Having the ability to persist or store history of computations (compute() calls) and tasks executed on a scheduler could be really helpful to track problems and potential performance improvements.

3. Scheduler Performance on Large Graphs

HPC users want to analyze Petabyte datasets on clusters of thousands of large nodes.

While Dask can theoretically handle this scale, it does tend to slow down a bit, reducing the pleasure of interactive large-scale computing. Handling millions of tasks can lead to tens of seconds latency before a computation actually starts. This is perfectly fine for our Dask batch jobs, but tends to make the interactive Jupyter users frustrated.

Much of this slowdown is due to task-graph construction time and centralized scheduling, both of which can be accelerated through a variety of means. We expect that, with some cleverness, we can increase the scale at which Dask continues to run smoothly by another order of magnitude.

4. Launch Batch Jobs with MPI

This issue was resolved while we prepared this blogpost.

Most Dask workflows today are interactive. People log into a Jupyter notebook, import Dask, and then Dask asks the job scheduler (like SLURM, PBS, …) for resources dynamically. This is great because Dask is able to fit into small gaps in the schedule, release workers when they’re not needed, giving users a pleasant interactive experience while lessening the load on the cluster.

However not all jobs are interactive. Often scientists want to submit a large job similar to how they submit MPI jobs. They submit a single job script with the necessary resources, walk away, and the resource manager runs that job when those resources become available (which may be many hours from now). While not as novel as the interactive workloads, these workloads are critical to common processes, and important to support.

This point was raised by Kevin Paul at NCAR during discussion of this blogpost. Between when we started planning and when we released this blogpost Kevin had already solved the problem by prodiving dask-mpi, a project that makes it easy to launch Dask using normal mpirun or mpiexec commands, making it easy to deploy Dask anywhere that MPI is deployable.

5. More Data Formats

Dask works well today with bread-and-butter scientific data formats like HDF5, Grib, and NetCDF, as well as common data science formats like CSV, JSON, Parquet, ORC, and so on.

However, the space of data formats is vast and Dask users find themselves struggling a little, or even solving the data ingestion problem manually for a number of common formats in different domains:

  • Remote sensing datasets: GeoTIFF, Jpeg2000,
  • Astronomical data: FITS, VOTable,
  • … and so on

Supporting these isn’t hard (indeed many of us have built our own support for them in Dask), but it would be handy to have a high quality centralized solution.

Many of our institutions are excited to leverage recent advances in deep learning and integrate powerful tools like Keras, TensorFlow, and PyTorch and powerful hardware like GPUs into our workflows.

However, we often find that our data and architecture look a bit different from what we find in standard deep learning tutorials. We like using Dask for data ingestion, cleanup, and pre-processing, but would like to establish better practices and smooth tooling to transition from scientific workflows on HPC using Dask to deep learning as efficiently as possible.

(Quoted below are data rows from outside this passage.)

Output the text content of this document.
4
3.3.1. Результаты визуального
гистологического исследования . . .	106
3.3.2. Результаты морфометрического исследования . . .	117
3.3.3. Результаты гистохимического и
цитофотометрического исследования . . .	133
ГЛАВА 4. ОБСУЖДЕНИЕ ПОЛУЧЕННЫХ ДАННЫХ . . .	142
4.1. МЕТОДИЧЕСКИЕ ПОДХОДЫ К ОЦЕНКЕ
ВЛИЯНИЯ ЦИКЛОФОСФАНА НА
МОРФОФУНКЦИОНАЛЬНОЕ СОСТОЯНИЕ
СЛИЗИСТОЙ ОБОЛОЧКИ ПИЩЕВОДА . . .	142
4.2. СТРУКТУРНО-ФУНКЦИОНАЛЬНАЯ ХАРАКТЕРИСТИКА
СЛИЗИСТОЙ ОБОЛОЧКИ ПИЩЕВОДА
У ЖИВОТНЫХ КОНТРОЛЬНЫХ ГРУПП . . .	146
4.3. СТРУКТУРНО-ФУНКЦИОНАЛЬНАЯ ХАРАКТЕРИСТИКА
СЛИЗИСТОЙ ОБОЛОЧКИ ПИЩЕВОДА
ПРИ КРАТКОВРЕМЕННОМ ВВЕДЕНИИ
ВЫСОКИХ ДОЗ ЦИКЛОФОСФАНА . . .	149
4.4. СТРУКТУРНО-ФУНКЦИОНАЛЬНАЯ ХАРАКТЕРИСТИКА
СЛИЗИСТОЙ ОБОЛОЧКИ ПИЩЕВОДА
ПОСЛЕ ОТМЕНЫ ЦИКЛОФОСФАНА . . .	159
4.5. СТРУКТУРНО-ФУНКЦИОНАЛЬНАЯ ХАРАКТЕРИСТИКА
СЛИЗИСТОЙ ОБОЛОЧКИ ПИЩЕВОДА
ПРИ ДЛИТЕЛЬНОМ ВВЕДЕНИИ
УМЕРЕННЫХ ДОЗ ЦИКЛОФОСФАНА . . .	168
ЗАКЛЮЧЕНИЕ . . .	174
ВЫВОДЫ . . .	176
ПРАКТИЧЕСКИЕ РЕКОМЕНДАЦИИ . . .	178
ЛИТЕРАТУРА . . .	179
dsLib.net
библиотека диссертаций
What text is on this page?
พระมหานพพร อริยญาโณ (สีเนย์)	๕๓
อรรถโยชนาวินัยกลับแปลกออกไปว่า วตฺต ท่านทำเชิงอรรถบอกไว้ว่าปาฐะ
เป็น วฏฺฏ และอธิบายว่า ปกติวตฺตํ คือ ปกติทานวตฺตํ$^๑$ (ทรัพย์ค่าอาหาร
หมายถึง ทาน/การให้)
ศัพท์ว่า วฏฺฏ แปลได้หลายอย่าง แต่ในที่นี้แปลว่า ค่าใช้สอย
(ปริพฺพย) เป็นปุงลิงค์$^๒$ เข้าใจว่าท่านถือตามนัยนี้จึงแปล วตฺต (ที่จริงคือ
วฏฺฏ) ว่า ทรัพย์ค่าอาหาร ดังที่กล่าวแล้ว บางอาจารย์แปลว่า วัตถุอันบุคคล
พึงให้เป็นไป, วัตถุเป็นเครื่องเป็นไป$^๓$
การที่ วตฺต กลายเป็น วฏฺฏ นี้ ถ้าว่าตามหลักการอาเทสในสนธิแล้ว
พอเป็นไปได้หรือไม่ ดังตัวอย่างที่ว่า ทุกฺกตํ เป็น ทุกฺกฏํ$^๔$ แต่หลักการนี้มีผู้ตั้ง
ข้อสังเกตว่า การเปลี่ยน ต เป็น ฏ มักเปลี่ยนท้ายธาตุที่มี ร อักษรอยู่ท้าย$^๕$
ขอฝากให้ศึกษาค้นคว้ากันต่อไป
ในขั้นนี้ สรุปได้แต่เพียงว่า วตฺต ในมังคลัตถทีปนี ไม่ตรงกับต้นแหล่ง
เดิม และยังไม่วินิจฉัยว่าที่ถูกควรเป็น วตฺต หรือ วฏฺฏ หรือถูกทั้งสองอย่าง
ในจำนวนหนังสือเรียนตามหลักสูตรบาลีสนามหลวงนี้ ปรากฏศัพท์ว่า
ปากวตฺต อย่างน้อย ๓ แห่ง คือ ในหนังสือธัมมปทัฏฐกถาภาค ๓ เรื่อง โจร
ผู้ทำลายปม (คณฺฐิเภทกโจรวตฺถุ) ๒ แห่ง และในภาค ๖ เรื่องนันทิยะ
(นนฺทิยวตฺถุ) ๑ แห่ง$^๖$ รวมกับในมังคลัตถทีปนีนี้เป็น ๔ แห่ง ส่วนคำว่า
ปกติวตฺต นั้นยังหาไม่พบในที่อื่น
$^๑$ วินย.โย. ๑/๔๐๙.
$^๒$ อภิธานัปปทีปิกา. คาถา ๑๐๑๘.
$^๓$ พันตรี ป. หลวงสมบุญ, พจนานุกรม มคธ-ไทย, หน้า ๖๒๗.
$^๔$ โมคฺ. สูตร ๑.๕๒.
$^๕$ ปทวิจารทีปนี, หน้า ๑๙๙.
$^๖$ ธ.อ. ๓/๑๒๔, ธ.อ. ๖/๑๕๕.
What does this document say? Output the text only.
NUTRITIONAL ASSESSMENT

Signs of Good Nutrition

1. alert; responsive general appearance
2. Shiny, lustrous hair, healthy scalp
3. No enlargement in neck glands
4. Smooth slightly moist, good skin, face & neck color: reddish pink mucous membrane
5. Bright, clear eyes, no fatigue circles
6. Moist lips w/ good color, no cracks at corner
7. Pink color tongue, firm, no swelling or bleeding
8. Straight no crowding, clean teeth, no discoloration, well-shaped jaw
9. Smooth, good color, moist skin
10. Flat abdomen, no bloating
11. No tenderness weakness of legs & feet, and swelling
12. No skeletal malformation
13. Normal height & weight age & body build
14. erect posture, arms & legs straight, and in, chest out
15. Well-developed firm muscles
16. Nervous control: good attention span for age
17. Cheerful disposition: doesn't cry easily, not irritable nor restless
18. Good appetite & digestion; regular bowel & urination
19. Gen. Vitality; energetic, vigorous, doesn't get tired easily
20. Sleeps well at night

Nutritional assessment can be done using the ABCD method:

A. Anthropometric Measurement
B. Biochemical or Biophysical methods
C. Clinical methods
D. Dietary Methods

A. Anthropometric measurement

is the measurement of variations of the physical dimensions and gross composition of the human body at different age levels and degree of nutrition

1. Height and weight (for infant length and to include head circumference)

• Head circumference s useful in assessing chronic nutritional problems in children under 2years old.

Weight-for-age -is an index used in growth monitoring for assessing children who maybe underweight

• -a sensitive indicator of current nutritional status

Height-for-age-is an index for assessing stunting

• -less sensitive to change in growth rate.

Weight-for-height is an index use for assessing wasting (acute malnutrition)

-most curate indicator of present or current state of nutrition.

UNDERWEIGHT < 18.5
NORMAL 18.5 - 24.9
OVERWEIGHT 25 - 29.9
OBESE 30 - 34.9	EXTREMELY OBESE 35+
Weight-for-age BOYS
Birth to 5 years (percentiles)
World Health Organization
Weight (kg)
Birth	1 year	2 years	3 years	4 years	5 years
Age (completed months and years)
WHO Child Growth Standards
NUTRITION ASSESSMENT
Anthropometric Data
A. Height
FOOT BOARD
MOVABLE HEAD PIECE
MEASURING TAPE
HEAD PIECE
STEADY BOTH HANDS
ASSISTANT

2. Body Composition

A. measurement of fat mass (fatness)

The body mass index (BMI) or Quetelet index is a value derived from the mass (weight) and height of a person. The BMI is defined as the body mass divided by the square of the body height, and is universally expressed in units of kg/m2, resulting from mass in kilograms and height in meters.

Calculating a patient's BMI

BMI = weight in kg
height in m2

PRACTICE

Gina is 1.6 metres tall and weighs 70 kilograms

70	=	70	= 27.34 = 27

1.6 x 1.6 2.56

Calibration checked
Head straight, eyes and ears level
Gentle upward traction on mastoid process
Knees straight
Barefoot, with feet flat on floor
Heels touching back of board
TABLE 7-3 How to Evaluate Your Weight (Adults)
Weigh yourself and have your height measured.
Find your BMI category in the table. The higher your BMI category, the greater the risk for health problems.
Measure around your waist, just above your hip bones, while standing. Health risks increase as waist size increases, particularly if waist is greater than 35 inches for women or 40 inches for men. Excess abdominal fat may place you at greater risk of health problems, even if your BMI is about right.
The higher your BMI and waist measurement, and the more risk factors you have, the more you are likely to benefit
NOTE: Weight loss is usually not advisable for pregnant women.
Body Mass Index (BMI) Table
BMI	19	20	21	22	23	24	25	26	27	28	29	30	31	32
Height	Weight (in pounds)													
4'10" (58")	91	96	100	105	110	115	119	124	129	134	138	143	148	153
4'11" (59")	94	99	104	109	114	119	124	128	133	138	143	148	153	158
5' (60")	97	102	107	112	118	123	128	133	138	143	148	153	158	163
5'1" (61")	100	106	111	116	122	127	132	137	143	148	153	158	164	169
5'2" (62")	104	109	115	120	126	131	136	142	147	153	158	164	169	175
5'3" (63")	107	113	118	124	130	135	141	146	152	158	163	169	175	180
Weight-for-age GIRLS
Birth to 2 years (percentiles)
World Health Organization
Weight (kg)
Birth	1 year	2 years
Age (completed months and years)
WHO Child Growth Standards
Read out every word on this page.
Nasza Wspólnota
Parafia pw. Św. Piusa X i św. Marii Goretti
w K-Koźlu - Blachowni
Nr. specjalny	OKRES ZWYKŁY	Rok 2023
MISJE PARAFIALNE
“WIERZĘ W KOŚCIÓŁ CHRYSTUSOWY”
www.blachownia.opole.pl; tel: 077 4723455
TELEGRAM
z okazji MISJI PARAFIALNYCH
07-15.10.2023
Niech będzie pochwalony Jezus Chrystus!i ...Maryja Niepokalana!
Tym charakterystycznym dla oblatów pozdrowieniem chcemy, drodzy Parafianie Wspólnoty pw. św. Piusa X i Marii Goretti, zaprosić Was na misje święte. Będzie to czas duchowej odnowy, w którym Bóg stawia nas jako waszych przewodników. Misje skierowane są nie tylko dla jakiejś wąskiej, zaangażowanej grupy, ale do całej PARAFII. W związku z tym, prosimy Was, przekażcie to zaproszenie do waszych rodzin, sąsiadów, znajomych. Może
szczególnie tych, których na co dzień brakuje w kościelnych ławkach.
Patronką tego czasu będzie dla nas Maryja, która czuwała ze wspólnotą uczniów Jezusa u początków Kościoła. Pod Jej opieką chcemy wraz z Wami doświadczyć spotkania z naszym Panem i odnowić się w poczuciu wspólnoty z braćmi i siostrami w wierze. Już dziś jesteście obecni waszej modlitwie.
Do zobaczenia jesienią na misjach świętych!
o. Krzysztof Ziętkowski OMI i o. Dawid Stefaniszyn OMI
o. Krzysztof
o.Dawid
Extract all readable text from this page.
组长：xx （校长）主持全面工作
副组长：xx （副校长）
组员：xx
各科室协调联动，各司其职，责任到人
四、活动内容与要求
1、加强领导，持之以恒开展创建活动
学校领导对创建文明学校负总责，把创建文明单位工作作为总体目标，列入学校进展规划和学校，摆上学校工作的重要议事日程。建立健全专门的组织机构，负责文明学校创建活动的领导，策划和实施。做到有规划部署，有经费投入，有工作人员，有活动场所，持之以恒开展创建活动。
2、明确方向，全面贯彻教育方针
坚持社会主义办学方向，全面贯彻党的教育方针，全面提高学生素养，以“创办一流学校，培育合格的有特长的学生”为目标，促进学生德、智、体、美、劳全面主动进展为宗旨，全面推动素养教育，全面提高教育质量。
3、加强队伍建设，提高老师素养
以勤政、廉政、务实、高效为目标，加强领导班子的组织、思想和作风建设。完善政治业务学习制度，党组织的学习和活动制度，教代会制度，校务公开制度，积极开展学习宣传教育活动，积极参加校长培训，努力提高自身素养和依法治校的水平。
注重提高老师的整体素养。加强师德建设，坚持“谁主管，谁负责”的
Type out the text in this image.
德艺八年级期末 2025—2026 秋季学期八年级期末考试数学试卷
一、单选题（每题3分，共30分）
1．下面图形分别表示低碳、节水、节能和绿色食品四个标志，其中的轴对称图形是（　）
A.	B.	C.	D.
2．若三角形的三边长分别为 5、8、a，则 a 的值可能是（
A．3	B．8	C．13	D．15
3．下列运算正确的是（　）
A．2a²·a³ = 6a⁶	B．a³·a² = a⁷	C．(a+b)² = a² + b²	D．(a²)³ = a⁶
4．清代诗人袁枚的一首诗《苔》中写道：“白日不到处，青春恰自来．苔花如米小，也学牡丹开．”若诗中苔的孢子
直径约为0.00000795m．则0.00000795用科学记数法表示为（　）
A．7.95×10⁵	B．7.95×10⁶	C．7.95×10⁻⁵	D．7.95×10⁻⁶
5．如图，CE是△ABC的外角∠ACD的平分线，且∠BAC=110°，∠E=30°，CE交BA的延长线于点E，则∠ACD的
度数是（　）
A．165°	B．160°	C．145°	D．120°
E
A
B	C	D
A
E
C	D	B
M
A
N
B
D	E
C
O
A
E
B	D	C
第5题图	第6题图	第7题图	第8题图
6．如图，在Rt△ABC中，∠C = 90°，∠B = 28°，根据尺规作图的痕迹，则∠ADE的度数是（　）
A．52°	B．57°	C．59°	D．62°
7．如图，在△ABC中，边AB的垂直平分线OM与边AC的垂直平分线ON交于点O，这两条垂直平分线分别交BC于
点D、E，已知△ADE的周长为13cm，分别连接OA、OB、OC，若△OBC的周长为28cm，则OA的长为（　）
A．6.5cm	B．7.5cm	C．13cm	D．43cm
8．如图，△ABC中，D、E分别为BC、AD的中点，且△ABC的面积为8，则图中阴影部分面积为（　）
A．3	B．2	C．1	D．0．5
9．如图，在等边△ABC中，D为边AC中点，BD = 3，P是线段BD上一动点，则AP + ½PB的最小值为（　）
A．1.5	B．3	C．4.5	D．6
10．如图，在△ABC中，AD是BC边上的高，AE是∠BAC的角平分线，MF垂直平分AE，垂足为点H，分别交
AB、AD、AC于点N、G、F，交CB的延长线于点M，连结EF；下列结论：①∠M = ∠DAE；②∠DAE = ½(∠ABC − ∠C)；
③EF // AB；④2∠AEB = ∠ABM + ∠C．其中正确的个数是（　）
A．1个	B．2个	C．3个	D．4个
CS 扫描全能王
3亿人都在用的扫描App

For more information, see this github issue for an example topic.

7. More calculation guidelines

While there are means to analyse and diagnose computations interactively, and a quite decent set of examples for Dask common calculations, trials and error appear to be the norm with big HPC computation before coming to optimized workflows.

We should develop more guidelines and strategy on how to perform large scale computation, and we need to foster the community around Dask, which is already done in projects such as Pangeo. Note that these guidelines may be infrastructure dependent.